The only counter to nuclear missiles are antiballistic missile systems, and they are still very much a work in progress (their successful intercept rate, assuming military statements are reliable, is around 50 percent, even under controlled conditions.) To add to these difficulties, their development and use is hampered by those who object to them, many of whom claim it makes the world less safe because it undermines the Cold War principle of mutually assured destruction (MAD).

The fact that the U.S. and the Soviet Union didn’t end up triggering a nuclear apocalypse masks MAD’s fundamental unsoundness – that it works until it doesn’t, and that it only takes one irrational (or mistaken) leader to blow up the world.

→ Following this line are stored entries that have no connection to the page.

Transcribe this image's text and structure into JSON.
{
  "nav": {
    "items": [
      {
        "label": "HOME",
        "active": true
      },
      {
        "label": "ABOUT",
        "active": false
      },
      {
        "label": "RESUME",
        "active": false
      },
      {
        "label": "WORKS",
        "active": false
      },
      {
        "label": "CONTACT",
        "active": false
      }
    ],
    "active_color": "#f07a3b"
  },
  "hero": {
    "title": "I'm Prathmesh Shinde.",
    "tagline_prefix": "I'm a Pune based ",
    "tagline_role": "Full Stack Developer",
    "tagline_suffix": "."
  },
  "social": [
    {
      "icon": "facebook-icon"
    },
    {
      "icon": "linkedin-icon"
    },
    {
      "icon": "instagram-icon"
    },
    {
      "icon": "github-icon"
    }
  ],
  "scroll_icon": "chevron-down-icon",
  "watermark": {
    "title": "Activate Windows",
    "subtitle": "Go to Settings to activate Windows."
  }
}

Indeed, on at least five separate occasions, the U.S. and Russia almost accidentally started a nuclear war. Luckily, sanity prevailed in those instances, but who wants to take bets on the sanity of Kim Jong-un? Or, for that matter, of Donald Trump? Who wants to take bets on the sanity of future nuclear-armed leaders, or rogue hackers? It was for good reason that Ronald Reagan called MAD “a suicide pact.” Though his dream was the total abolition of nuclear weapons, Reagan recognized that a more realistic goal was missile defense; that if we couldn’t get rid of nuclear missiles, the next best thing would be to render them impotent.

To be sure, that goal is still a long way off. Experts have compared the task of intercepting missiles with “hitting a bullet with a bullet,” and even when it works, it costs the defender far more resources than the attacker. But practice, as they say, makes perfect, and each new antiballistic missile system and each new advance of related technology is a step closer to the goal. The U.S. is looking to improve its antiballistic missile capabilities in the Asia Pacific. Instead of railing against this and punishing countries who get on board, China should respond by developing its own system; I’m sure Chinese scientists are up to the challenge. This is one arms race that would make the world safer.

To resist the development of antiballistic missile systems is an attempt to freeze military technology in time – and to freeze it with the pendulum firmly in favor of offence, with a world that can end with the push of a button. The pendulum must be allowed to swing back towards defense to deter aggressors and minimize civilian casualties. In a world filled with arms, we should all learn to craft better armor.